Uganda is about to lose its only international airport, the Entebbe International Airport, to China after the recent expiration of a debt agreement with the Asian country.

On November 17, 2015, the government of Uganda signed an agreement with Export-Import Bank of China (Exim Bank) to borrow $207 million at two percent upon disbursement, with a maturity period of 20 years and a seven-year grace period.
With Uganda’s failure to pay back the loan, it means Uganda will give up its most prominent and only international airport.
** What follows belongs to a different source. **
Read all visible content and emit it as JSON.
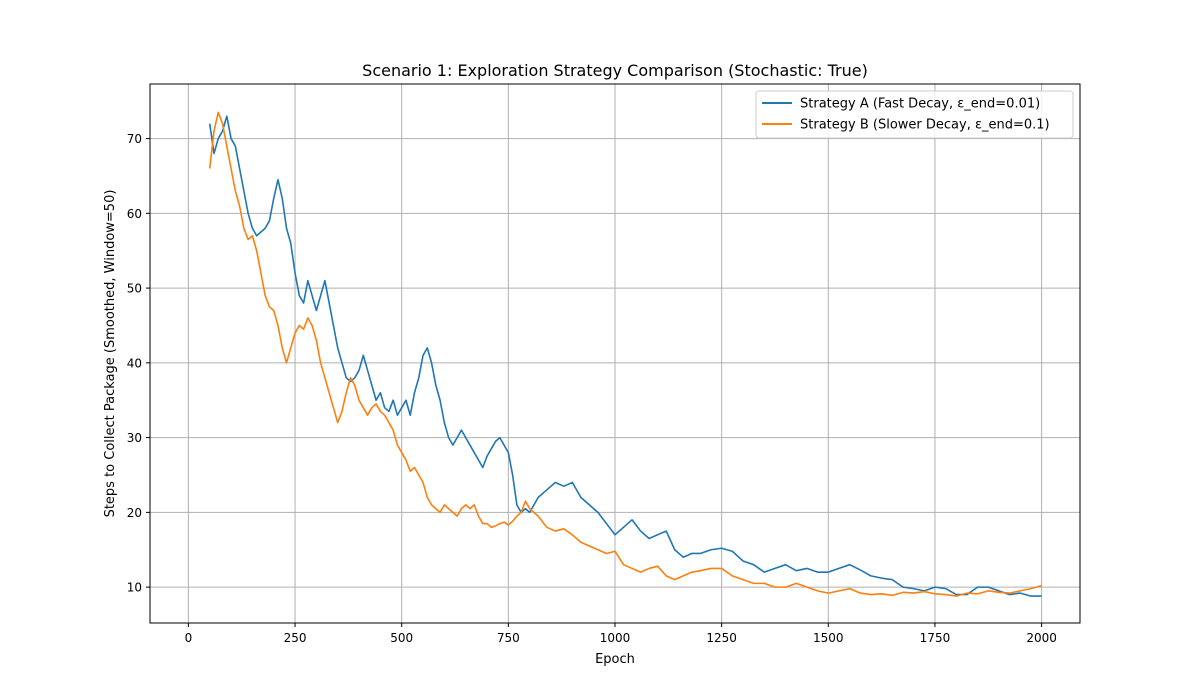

A recent statement issued by the Uganda Civil Aviation Authority (UCAA), says “some provisions in the Financing Agreement with China exposed the Entebbe International Airport and other Ugandan assets to be attached and taken over by Chinese lenders upon arbitration in Beijing.”
Also, China has rejected recent pleas by Uganda to renegotiate the stringent conditions of the 2015 loan, leaving President Yoweri Museveni’s administration in problem.
The report which come out from a discrete investigation carried out by a media outfit into the deal revealed that the government of Ugandan had waived international immunity in the agreement it reached to secure the loans, thereby exposing the Entebbe International Airport to take over without any form of international protection.
The report said: “The Ugandan government had, in March, sent a delegation to Beijing hoping to renegotiate the toxic clauses of the deal but the officials came back empty-handed as China would not allow the terms of the original deal to be varied.
“Last week, Uganda’s Finance Minister Matia Kasaija apologized to parliament for the mishandling of the $207 million loan from the China Exim Bank to expand Entebbe International Airport.”